Why is the Current Owner Selling The Business?
There are all sorts of reasons why individuals resolve to sell companies. However, the true reason vs the one they say to you may be 2 absolutely different things. For instance, they might say "I have a lot of various obligations" or "I am retiring". For numerous sellers, these factors stand. But also, for some, these might simply be reasons to try to hide the reality of changing demographics, increased competition, current reduction in incomes, or a variety of other reasons. This is why it is extremely crucial that you not rely entirely on a vendor's word, yet instead, utilize the seller's response together with your general due diligence. This will repaint an extra practical image of the business's existing circumstance.
Existing Debts and Future Obligations
If the current entity is in debt, which numerous businesses are, then you will certainly have reason to consider this when valuating/preparing your deal. Numerous operating businesses take out loans with the purpose of covering points like stock, payroll, accounts payable, so on and so forth. Bear in mind that sometimes this can mean that revenue margins are too thin. Numerous businesses come under a revolving door of taking loans as a way to pay back other loans. In addition to debts, there may also be future obligations to take into consideration. There might be an outstanding lease on equipment or the structure where the business resides. The business might have existing agreements with vendors that should be fulfilled or may result in penalties if terminated early.
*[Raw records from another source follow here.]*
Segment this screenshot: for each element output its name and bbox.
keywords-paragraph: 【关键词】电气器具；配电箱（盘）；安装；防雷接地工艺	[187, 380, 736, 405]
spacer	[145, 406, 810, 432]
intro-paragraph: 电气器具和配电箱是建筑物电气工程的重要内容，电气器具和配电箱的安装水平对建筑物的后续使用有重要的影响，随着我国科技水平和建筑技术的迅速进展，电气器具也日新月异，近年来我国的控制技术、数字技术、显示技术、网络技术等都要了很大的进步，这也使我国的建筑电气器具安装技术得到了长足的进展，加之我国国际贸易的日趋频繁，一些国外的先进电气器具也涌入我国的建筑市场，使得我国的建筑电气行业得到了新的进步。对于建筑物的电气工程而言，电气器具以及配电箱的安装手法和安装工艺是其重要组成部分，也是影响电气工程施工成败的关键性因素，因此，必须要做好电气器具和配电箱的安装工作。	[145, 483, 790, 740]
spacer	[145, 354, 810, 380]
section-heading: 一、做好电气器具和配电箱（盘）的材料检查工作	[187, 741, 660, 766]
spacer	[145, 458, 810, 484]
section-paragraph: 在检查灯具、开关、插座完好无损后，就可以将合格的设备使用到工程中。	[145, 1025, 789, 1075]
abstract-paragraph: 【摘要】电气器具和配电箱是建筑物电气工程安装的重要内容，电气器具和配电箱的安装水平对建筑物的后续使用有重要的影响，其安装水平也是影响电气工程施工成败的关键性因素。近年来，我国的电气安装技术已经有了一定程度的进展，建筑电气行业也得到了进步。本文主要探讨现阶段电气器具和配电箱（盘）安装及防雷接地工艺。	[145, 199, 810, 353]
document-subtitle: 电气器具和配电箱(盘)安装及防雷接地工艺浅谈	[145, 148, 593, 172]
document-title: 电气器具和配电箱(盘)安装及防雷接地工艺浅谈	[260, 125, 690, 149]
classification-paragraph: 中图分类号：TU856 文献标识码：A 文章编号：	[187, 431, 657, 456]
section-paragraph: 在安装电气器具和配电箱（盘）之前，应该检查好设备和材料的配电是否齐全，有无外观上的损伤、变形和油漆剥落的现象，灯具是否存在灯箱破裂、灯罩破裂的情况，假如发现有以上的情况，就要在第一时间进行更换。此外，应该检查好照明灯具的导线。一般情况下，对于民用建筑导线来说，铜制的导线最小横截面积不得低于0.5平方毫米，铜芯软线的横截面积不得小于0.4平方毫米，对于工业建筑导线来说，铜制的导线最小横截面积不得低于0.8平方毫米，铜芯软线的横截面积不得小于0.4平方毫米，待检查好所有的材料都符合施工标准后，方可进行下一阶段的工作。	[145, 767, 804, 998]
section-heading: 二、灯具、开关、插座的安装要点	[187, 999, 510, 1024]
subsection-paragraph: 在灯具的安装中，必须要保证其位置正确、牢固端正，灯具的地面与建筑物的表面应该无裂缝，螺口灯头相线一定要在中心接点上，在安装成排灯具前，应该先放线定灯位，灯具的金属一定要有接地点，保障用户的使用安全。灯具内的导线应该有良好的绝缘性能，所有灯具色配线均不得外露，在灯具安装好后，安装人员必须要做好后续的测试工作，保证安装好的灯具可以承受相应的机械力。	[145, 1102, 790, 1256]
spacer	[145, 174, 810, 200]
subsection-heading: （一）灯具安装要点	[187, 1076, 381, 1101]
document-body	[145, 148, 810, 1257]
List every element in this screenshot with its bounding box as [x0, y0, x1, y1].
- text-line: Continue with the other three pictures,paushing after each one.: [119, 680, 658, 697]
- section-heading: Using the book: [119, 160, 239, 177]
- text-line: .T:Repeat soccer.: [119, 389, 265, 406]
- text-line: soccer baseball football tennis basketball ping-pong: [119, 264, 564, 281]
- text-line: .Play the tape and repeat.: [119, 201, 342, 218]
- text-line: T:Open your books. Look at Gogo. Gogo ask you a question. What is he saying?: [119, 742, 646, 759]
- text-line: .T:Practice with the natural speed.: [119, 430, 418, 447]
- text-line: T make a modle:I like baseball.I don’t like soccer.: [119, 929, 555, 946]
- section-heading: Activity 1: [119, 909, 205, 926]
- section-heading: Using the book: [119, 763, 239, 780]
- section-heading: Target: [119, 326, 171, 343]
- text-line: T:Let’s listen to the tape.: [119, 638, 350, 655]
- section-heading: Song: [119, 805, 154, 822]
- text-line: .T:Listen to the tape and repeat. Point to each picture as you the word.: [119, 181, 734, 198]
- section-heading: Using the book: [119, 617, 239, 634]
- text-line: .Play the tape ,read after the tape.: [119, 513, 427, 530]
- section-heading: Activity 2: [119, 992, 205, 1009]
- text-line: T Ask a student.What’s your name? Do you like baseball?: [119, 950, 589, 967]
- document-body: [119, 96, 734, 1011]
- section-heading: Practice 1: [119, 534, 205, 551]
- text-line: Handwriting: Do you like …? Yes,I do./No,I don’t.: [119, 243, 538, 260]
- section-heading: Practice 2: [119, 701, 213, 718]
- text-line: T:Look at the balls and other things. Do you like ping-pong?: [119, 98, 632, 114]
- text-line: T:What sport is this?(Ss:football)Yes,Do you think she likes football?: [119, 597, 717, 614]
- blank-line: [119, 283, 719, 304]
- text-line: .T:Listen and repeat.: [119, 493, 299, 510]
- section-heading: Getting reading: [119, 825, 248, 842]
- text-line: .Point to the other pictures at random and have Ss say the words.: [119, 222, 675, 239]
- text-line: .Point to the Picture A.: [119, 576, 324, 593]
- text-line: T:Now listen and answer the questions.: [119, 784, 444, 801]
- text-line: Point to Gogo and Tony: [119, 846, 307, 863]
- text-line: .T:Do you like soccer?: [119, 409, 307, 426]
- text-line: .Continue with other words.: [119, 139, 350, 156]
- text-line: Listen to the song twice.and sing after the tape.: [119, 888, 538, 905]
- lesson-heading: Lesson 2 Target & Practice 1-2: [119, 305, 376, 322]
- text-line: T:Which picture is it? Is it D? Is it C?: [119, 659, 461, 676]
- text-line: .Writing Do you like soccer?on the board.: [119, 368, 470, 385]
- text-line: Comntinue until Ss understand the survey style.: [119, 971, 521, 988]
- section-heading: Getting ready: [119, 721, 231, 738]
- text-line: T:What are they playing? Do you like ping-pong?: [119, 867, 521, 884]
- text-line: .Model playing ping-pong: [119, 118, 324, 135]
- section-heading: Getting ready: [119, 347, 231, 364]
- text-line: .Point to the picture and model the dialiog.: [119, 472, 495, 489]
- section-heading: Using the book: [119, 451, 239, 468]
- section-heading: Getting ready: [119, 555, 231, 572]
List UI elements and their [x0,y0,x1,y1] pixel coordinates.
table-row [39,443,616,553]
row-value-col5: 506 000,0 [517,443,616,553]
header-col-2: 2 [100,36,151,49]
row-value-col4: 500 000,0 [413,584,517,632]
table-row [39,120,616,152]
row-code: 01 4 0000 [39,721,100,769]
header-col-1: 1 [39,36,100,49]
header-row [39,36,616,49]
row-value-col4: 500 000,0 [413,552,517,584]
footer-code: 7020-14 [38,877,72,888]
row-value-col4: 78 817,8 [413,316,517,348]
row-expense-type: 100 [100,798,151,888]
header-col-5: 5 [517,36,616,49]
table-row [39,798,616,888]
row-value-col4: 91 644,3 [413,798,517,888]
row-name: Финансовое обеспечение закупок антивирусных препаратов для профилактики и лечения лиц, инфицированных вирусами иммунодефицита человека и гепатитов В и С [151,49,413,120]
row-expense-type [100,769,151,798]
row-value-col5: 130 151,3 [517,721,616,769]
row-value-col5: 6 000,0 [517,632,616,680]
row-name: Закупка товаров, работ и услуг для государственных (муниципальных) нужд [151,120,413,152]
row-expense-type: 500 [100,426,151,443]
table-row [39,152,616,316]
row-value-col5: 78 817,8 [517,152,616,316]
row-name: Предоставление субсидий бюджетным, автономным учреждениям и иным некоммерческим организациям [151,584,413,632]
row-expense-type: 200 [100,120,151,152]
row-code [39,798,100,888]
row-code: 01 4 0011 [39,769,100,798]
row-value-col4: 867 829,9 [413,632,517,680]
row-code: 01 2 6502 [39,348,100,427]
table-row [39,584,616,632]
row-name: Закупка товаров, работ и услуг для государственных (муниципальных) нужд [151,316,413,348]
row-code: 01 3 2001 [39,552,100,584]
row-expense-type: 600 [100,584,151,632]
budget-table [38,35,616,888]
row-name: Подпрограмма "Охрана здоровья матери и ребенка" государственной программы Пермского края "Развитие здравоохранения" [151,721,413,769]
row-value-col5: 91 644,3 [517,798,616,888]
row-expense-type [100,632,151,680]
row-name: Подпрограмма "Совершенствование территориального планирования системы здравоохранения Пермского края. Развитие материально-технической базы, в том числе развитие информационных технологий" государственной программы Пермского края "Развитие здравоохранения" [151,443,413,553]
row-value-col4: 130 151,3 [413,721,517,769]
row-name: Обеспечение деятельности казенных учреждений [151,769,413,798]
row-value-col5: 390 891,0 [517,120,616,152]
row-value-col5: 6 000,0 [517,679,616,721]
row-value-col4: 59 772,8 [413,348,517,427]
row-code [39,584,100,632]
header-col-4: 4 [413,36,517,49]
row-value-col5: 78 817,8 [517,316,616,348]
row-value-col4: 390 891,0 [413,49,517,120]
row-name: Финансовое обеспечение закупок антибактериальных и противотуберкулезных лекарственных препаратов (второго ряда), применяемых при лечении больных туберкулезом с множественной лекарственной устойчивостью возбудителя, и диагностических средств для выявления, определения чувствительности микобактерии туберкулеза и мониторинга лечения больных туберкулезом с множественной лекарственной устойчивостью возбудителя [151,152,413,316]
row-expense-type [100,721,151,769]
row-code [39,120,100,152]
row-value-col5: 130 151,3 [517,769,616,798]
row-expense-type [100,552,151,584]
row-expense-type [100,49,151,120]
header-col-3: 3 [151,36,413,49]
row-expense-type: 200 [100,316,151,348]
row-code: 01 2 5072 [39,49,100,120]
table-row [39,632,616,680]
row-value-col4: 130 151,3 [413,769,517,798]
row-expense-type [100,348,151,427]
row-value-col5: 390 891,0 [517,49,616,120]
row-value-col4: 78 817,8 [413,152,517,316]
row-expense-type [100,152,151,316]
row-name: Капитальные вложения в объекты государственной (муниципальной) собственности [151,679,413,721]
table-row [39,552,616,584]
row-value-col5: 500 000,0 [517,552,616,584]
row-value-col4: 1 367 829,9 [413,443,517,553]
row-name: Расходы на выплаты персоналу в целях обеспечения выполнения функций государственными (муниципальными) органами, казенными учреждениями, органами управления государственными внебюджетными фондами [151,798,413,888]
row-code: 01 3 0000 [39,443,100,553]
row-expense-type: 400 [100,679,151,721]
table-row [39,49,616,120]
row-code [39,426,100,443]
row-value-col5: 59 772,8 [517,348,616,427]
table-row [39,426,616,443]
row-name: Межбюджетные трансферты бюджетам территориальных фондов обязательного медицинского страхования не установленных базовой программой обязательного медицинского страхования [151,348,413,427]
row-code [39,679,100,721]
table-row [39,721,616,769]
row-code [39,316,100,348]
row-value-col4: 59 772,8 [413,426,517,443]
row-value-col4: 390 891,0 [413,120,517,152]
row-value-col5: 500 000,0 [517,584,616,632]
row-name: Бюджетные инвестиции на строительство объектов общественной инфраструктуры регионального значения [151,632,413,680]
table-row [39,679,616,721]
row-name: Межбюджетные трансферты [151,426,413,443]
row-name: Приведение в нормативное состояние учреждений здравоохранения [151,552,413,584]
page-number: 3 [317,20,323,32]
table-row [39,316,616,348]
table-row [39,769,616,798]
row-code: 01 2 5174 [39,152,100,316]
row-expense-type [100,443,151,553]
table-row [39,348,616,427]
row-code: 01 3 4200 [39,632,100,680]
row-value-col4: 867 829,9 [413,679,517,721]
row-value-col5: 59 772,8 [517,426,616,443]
Understanding the Customer Base, Competition and Area Demographics
Exactly how do operating businesses in the location attract brand-new customers? Often times, companies have repeat customers, which create the core of their day-to-day profits. Specific aspects such as brand-new competitors growing up around the area, roadway construction, and also staff turnover can impact repeat clients and adversely influence future earnings. One vital thing to consider is the placement of the business. Is it in a highly trafficked shopping mall, or is it hidden from the highway? Undoubtedly, the more people that see the business regularly, the greater the chance to construct a returning client base. A last idea is the general area demographics. Is the business located in a densely populated city, or is it located on the outskirts of town? How might the neighborhood mean family income effect future revenue prospects?